On Wednesday, the Supreme Court considered killing off the gerrymander — and temporized.
It shouldn’t. In most congressional races, democracy has gone missing. Roughly 40 of 435 seats are deemed competitive. In 2016, only eight incumbents lost. The average margin of victory was 37 percent.
A key factor is gerrymandering, practiced by partisan specialists armed with granular demographic data.
Every decade following the census, these vote-counting specialists rig congressional districts to minimize the parlous effects of democracy. After the Republican sweep of 2010, GOP-controlled legislatures redrew the maps of congressional districts, using technology and software with insidious artistry to cement Republican control.
It worked. In 2012 House races, Republicans won 1.5 million fewer votes than Democrats — and 33 more seats. In 2016, fewer than half the votes yielded Republicans another 14 seats.
According to the Brennan Center for Justice, GOP gerrymandering created a “durable majority’’ of 16 to 17 seats. In the swing states of North Carolina, Michigan, Ohio, Pennsylvania, and Wisconsin, Democrats have gained no seats since 2010. In the 17 states where Republicans drew the maps, their candidates won 53 percent of the vote — and 72 percent of the seats.
In North Carolina, 53 percent of the vote got the GOP 10 of 13 seats — ruefully, Republican state Rep. David Lewis said, “I do not believe it’s possible to draw a map with 11 Republicans and two Democrats.’’ In 2012, 47 percent of the vote gained the GOP 60 of 99 seats in the Wisconsin state assembly. Envious, Maryland Democrats stacked a Republican district against a 10-term GOP incumbent – who then failed to reach 38 percent of the vote.
This tampering empowers extreme candidates, perpetuates incumbents, and strips the vote of meaning. The inevitable result — low turnout — further sickens democracy. But, traditionally, courts have worried about how to determine when redistricting became excessively partisan.

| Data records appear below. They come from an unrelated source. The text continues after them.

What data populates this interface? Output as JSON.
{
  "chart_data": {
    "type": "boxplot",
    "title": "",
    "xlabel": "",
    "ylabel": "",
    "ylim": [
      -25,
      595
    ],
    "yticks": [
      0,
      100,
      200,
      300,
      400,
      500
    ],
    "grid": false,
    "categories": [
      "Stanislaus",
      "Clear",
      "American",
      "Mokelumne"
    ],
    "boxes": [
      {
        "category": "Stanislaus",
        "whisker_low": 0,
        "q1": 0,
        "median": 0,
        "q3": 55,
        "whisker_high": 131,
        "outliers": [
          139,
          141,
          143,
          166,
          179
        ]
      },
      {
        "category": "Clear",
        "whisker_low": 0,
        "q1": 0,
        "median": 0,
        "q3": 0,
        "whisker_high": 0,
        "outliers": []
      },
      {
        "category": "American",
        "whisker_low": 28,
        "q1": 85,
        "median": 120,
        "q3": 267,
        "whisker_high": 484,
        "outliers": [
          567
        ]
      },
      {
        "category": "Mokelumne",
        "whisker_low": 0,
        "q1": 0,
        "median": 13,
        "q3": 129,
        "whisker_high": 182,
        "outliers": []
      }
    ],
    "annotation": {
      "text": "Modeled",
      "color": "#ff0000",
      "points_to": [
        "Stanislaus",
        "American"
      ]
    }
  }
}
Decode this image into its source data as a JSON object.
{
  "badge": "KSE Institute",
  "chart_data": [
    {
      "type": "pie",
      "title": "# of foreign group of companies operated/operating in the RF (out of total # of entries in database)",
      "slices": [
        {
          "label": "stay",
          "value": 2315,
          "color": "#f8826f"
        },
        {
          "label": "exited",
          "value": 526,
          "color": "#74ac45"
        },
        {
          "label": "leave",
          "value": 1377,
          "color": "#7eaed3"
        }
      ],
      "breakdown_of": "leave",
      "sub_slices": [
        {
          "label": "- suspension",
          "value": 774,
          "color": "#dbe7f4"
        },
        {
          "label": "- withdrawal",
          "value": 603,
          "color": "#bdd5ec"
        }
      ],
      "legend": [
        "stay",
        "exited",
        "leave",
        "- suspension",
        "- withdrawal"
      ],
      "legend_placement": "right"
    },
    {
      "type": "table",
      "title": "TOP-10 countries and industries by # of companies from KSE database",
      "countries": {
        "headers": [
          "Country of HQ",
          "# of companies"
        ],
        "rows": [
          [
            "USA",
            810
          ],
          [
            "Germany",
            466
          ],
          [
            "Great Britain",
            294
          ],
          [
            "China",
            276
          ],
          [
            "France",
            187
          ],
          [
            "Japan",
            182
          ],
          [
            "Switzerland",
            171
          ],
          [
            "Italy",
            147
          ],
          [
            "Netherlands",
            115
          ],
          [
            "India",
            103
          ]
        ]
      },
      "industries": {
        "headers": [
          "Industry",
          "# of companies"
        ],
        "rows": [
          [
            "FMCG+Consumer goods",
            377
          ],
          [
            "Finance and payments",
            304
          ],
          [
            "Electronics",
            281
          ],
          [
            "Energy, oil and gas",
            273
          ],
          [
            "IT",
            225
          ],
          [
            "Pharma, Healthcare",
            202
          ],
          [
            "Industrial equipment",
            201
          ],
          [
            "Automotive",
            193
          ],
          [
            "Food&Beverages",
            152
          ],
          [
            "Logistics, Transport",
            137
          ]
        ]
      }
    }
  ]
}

Now, more sophisticated mathematical analyses focus on “the efficiency gap’’: districts drawn to produce “wasted votes’’ — artificially wide margins when compared with the voting populace. Thus armed, a federal court in North Carolina struck down the GOP’s blatant gerrymander. Its test was straightforward: Whether a map was intentionally drawn to benefit one party and handicap another; whether it achieved that purpose; and whether it had no legitimate justification. The GOP met that description with room to spare.
Similarly, a federal court determined that Wisconsin’s legislative map “was designed to make it more difficult for Democrats . . . to translate their votes into seats.’’ These cases made Republicans fearful about 2018. Steve Stivers, the head of the National Republican Congressional Committee, says bluntly: “After the redistricting in 2011, a lot of districts were shored up substantially. And it makes a difference.’’ Thus the GOP cynically argues that courts should await the 2020 Census.
Last fall, a reckoning loomed — if not for 2018, then beyond. The Supreme Court heard a Republican challenge to the ruling in Wisconsin — placing the North Carolina ruling on hold until it renders a decision. It then decided to hear another Republican challenge to the Democrats’ rotten borough in Maryland. At issue in both cases is whether partisan gerrymandering abridges the constitutional right to vote.
At the hearing in the Wisconsin case, Chief Justice John Roberts dismissed mathematical analyses as “gobbledygook.’’ His fellow conservatives — Clarence Thomas, Samuel Alito, and Neil Gorsuch — seemingly concur with Roberts that the court, which rendered Citizens United, should not address the “political question’’ of gerrymandering — ironically, for the good of its reputation. But Justices Ruth Bader Ginsburg, Stephen Breyer, Sonia Sotomayor, and Elena Kagan plainly disagree.
The apparent swing vote was Justice Anthony Kennedy. In 2004, he voted against a challenge to gerrymandering for fear there was no “workable standard.’’ But he is clearly concerned that gerrymandering burdens voters’ rights to be fairly represented — a point he raised in oral argument.
Then came Wednesday’s hearing regarding Maryland. Ginsburg and Sotomayor suggested that because a ruling would not affect 2018, a decision was pointless; Breyer suggested that the court reschedule both cases, plus the North Carolina decision, for this fall. One implication is that the preliminary vote on the Wisconsin case preserved the Republican gerrymander — potentially accelerating our devolution into a plutocracy sustained by sham elections.
Be very afraid. Citizens United took us far enough.